In any event, in this article and editorial on inaccurate patient survival estimates, there is no reference whatever to marital status. Similarly, in the November 10 issue of the Journal of Clinical Oncology -- nine days after Dr. Aizer's landmark article -- there is a "Special Article" on Delivering High-Quality and Affordable Care Throughout the Cancer Care Continuum. It was gratifying that there was only one paragraph criticizing radiation oncology. However, that was one more paragraph than addressed the role of marital status in cancer care! As if that weren't enough, the November 13 issue of the Journal of the American Medical Association featured a huge article on "The Anatomy of Health Care in the United States," as well as a "viewpoint " by Ezekiel Emanuel, "Going To the Moon in Health Care: Medicine's Big Hairy Audacious Goal (BHAG)." (I'm not making this up). Dr. Emanuel's recommendation is to limit per capital cost growth in health care to GDP + 0% by 2020 -- this not allowing for technological breakthroughs and the expected increased cost by having sick people live longer. In any event, in one of these articles is there a single reference to marital status!!

Dr. Azar's undoubted future Nobel-prize-winning study reveals that no matter what else is done -- IMRT, protein kinase inhibitors, proton beam therapy, B-RAF enzyme inhibitors, nanoparticles, robotic surgery, hyperthermia, or whatever -- being married ultimately leads to longer overall survival.

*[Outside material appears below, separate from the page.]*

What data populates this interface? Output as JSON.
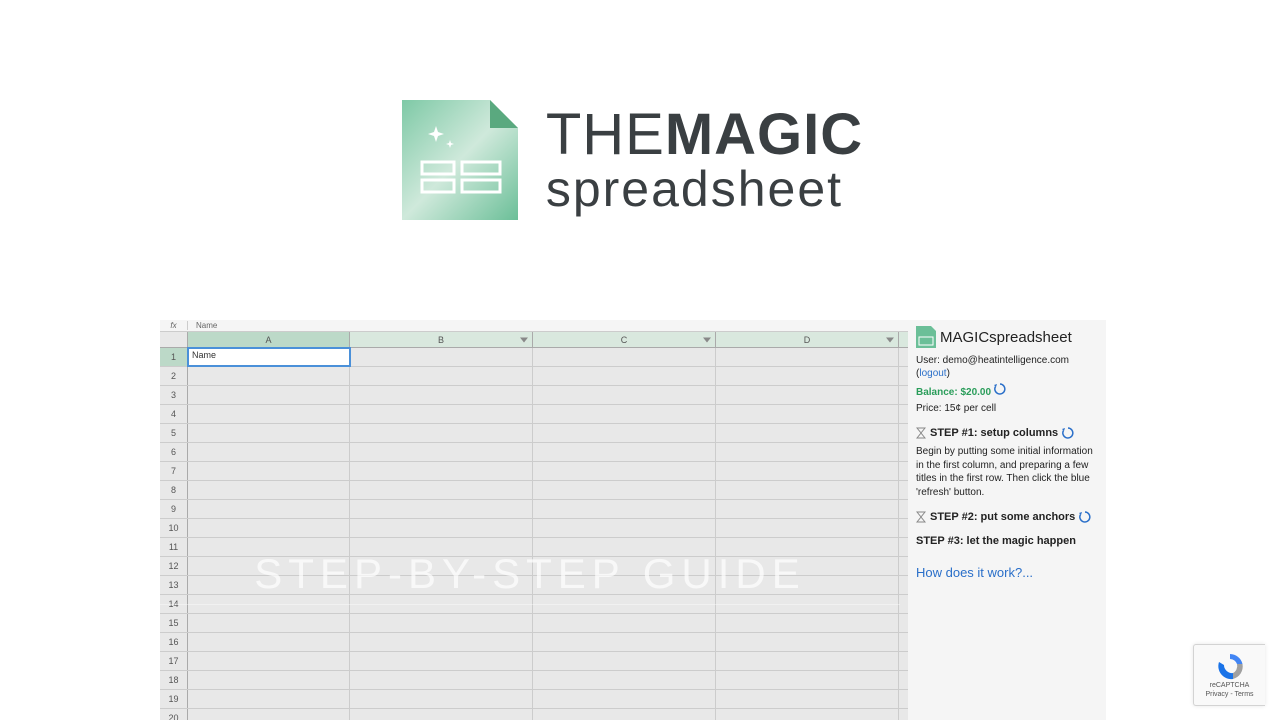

An editorial by David W. Kissane attempts to provide explanations as to why this should be the case, with the conclusion that "we are tribal people, drawn into contact with one another to share in what is most meaningful and fulfilling in life." Although this may explain why being married may help for the few people who are compatible and blissful, what about the many couples in which each actively wishes for the worst to happen to the other? It seems to be that the fact of being married is important regardless of the quality. It certainly gives new meaning to the phrase, "till death do you part."

And if being married, even if it's affection-free, or even unconsummated, may exert a beneficial effect on survival, maybe it's time to add one more ancillary service to freestanding cancer centers.